Many people don't remember a tick and many never get a rash but, especially, the bulls-eye rash is clearly lyme and a history of such, no matter how long ago is important in diagnosis.

Other tick-borne infections MUST be considered as well. Not all ALS is lyme but many cases of misdiagnosed ALS have turned out to be lyme or other tick-borne infections.

It is best to find a LLMD - that is explained in the next post.

Good luck to all.




You can purchase a DVD, here:


UOS wins top award at International Health Film Festival

UNDER OUR SKIN was just awarded ``Best Feature Film-Silver Award'' at the 1st International Health Film Festival in Kos, Greece. The tiny island in the eastern Aegean sea was the home to Hippocrates, father of medicine. Over 80 films competed and were juried by industry professionals as well as physicians.

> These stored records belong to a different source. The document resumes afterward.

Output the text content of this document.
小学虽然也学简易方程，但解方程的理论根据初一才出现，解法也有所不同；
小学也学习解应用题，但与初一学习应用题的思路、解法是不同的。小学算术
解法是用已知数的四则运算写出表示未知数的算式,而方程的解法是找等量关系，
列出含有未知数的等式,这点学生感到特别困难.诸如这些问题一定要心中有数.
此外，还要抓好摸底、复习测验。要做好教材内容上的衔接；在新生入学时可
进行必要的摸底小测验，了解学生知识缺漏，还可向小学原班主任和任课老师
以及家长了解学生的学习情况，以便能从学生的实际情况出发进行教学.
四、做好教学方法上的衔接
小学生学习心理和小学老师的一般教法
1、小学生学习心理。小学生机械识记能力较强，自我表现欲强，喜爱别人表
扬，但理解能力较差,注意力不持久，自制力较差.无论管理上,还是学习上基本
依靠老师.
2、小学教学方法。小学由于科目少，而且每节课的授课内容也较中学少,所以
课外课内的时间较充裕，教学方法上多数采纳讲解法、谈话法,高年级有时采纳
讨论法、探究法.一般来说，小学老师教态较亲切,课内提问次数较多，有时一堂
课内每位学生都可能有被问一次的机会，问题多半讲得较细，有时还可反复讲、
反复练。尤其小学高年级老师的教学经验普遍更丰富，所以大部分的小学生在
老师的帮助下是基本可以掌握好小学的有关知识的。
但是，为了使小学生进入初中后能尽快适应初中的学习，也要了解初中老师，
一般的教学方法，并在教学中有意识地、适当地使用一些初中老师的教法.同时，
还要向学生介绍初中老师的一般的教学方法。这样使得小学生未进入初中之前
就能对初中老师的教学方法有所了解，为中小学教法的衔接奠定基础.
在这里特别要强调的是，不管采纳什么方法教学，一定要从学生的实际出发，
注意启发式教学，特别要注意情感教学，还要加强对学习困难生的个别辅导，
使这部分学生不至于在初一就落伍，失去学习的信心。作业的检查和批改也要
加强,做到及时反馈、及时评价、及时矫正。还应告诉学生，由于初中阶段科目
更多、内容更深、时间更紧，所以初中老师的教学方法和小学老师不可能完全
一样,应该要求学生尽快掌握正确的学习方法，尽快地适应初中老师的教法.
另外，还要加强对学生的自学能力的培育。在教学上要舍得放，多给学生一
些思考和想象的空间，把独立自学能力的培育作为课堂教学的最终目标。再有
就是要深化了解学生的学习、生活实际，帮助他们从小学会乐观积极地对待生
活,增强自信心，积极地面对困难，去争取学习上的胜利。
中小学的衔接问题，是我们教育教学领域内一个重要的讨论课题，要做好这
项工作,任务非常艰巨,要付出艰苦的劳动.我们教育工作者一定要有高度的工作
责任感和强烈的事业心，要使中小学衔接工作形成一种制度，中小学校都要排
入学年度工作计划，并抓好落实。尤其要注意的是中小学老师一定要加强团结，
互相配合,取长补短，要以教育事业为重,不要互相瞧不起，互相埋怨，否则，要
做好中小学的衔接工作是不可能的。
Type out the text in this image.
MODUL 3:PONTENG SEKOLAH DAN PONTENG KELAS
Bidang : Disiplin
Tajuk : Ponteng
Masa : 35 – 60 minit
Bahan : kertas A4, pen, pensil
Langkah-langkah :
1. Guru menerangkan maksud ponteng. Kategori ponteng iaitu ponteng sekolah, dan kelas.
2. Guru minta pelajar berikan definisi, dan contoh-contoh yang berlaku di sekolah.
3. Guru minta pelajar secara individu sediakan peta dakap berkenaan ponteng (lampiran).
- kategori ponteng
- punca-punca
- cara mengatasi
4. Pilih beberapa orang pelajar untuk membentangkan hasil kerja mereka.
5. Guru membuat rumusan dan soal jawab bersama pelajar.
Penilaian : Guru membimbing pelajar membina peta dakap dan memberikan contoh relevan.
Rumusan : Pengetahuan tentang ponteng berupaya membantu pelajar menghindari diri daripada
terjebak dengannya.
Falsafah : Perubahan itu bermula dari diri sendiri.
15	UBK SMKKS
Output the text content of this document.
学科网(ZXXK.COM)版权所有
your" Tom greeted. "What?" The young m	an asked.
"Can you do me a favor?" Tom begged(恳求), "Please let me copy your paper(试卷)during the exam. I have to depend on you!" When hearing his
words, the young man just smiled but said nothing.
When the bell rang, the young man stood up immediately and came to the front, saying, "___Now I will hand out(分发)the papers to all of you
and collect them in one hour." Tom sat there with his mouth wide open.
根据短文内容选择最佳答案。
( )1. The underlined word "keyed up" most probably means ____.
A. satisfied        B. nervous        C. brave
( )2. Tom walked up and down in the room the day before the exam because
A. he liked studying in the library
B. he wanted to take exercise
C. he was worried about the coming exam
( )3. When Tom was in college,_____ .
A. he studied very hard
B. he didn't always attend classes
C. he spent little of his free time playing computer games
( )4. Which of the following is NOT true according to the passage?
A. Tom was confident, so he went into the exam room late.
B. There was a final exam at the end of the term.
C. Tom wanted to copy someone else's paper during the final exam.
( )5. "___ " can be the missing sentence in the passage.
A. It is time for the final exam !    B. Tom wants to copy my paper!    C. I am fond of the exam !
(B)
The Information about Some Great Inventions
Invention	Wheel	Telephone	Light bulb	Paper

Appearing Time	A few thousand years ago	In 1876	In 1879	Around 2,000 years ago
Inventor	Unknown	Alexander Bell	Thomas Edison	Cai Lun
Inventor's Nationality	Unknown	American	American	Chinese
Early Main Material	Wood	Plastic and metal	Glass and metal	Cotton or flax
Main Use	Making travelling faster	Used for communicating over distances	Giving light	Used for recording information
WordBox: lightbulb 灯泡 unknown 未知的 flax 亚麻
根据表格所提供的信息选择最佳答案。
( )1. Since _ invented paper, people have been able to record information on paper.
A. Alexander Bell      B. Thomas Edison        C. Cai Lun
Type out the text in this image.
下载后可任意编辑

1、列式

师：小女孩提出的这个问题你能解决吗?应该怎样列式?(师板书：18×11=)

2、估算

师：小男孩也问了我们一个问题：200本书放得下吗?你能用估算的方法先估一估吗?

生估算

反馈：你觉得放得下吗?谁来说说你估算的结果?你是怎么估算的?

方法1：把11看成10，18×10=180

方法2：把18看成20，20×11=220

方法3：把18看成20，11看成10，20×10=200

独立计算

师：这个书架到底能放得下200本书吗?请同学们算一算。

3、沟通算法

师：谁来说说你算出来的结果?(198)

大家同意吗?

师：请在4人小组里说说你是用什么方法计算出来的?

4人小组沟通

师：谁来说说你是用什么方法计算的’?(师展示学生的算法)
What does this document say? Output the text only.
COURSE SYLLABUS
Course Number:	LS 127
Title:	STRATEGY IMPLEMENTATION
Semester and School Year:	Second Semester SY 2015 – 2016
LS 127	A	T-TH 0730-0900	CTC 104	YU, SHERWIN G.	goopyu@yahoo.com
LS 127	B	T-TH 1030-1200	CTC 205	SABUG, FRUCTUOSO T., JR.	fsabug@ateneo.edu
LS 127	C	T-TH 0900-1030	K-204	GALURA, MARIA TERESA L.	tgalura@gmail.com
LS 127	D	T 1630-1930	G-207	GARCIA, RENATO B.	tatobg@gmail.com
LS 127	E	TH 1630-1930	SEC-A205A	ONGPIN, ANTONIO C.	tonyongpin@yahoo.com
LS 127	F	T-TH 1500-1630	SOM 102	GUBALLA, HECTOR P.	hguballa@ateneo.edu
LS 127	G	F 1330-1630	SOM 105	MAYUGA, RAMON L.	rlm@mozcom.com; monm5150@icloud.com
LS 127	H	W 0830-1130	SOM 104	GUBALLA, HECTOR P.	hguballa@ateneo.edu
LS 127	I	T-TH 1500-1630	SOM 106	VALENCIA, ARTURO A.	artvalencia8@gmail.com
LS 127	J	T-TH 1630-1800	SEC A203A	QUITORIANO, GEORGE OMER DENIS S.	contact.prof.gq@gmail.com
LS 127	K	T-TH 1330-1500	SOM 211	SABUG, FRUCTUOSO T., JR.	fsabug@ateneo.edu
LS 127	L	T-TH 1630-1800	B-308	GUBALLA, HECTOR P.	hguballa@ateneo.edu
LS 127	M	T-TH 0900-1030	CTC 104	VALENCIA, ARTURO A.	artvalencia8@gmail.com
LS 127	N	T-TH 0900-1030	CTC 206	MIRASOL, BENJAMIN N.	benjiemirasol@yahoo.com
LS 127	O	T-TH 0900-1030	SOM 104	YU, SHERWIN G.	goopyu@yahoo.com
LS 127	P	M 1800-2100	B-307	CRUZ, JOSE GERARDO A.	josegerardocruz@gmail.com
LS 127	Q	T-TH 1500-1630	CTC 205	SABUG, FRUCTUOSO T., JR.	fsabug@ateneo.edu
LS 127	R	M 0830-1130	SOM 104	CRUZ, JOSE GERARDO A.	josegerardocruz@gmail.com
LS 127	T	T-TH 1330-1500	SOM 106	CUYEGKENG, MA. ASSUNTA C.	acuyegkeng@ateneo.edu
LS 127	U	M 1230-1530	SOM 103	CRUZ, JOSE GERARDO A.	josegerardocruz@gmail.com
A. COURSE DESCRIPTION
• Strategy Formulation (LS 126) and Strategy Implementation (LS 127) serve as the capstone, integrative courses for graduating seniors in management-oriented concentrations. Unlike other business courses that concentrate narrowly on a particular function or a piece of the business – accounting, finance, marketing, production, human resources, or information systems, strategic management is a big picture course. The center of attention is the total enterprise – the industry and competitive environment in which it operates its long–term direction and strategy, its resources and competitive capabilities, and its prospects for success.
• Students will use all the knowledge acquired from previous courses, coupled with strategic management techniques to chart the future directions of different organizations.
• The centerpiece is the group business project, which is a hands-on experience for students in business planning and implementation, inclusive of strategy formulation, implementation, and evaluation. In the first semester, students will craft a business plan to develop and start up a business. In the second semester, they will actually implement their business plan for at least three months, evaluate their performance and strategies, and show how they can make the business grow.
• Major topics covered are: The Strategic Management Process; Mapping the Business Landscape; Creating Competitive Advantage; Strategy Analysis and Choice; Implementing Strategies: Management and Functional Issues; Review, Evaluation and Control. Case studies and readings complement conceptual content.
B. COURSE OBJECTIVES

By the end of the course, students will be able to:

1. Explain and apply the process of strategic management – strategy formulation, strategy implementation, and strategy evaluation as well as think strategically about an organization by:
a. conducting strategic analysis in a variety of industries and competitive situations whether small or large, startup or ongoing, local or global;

This is about one doctor from the film (Martz). Babesia is a tick-borne infection often accompanies lyme:

Motor neuron disease recovery associated with IV ceftriaxone and anti-Babesia therapy

W. T. Harvey, D. Martz


This report summarizes what we believe to be the first verifiable case of a significant and progressive motor neuron disease (MND) consistent with amyotrophic lateral sclerosis that resolved during treatment with i.v. ceftriaxone plus oral atovaquone and mefloquine.

The rationale for use of these antibiotics was (i) positive testing for Borrelia burgdorferi and (ii) red blood cell ring forms consistent with Babesia species infection. The patient has continued to be free of MND signs and symptoms for 15 months, although some symptoms consistent with disseminated Borreliosis remain.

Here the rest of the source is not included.